The first time was with the launch of HARP 2.0 in October and the elimination of representations and warranties on the transactions.

The insider, who asked not to be named, said that DeMarco’s actions are likely the result of stepped-up pressure from the FHFA’s office of inspector general. He explained that the administration has staffed up the inspector general’s operation, giving it around a four-to-one ratio in terms of FHFA employees to inspector general employees — a ratio he says is “unheard of” among government agencies.

The HARP 2.0 changes “did happen, coincidently, at the same time that the IG was really ramping up its audit and its enforcement action,” the source said — adding that the move could be seen as a stark change in FHFA policy.
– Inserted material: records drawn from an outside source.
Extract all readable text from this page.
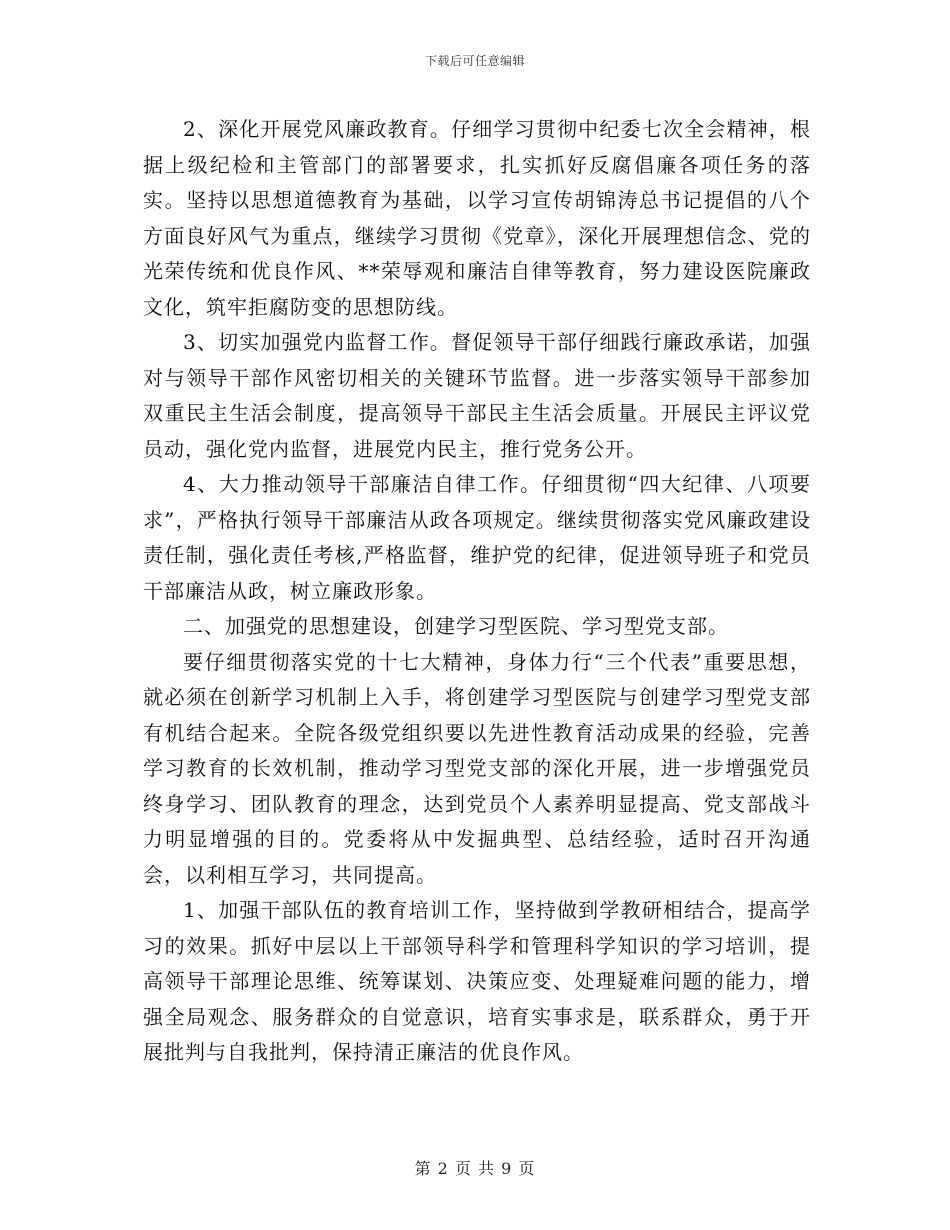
下载后可任意编辑

2、深化开展党风廉政教育。仔细学习贯彻中纪委七次全会精神，根据上级纪检和主管部门的部署要求，扎实抓好反腐倡廉各项任务的落实。坚持以思想道德教育为基础，以学习宣传胡锦涛总书记提倡的八个方面良好风气为重点，继续学习贯彻《党章》，深化开展理想信念、党的光荣传统和优良作风、**荣辱观和廉洁自律等教育，努力建设医院廉政文化，筑牢拒腐防变的思想防线。

3、切实加强党内监督工作。督促领导干部仔细践行廉政承诺，加强对与领导干部作风密切相关的关键环节监督。进一步落实领导干部参加双重民主生活会制度，提高领导干部民主生活会质量。开展民主评议党员动，强化党内监督，进展党内民主，推行党务公开。

4、大力推动领导干部廉洁自律工作。仔细贯彻“四大纪律、八项要求”，严格执行领导干部廉洁从政各项规定。继续贯彻落实党风廉政建设责任制，强化责任考核,严格监督，维护党的纪律，促进领导班子和党员干部廉洁从政，树立廉政形象。

二、加强党的思想建设，创建学习型医院、学习型党支部。

要仔细贯彻落实党的十七大精神，身体力行“三个代表”重要思想，就必须在创新学习机制上入手，将创建学习型医院与创建学习型党支部有机结合起来。全院各级党组织要以先进性教育活动成果的经验，完善学习教育的长效机制，推动学习型党支部的深化开展，进一步增强党员终身学习、团队教育的理念，达到党员个人素养明显提高、党支部战斗力明显增强的目的。党委将从中发掘典型、总结经验，适时召开沟通会，以利相互学习，共同提高。

1、加强干部队伍的教育培训工作，坚持做到学教研相结合，提高学习的效果。抓好中层以上干部领导科学和管理科学知识的学习培训，提高领导干部理论思维、统筹谋划、决策应变、处理疑难问题的能力，增强全局观念、服务群众的自觉意识，培育实事求是，联系群众，勇于开展批判与自我批判，保持清正廉洁的优良作风。

第 2 页 共 9 页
In today’s bulletin, Freddie said that borrowers who were in a HAMP trial period plan before entering an unemployment forbearance agreement can be re-evaluated for a new HAMP modification after the plan is done.

Mortgage servicers can’t reach out to HAMP borrowers to participate in the forbearance program but can only respond to an incoming inquiry.

Servicers are required to terminate the forbearance upon learning that a borrower has found a job, and the borrower must cure the delinquency through a full reinstatement, payoff or a repayment plan or with another workout option.

Eligible borrowers who reject an unemployment forbearance plan cannot utilize other short-term forbearance plans.

Requests for extended forbearance require the completion of the new Guide Form 1206 and must be accompanied by a complete borrower response package, a credit report and a tax transcript.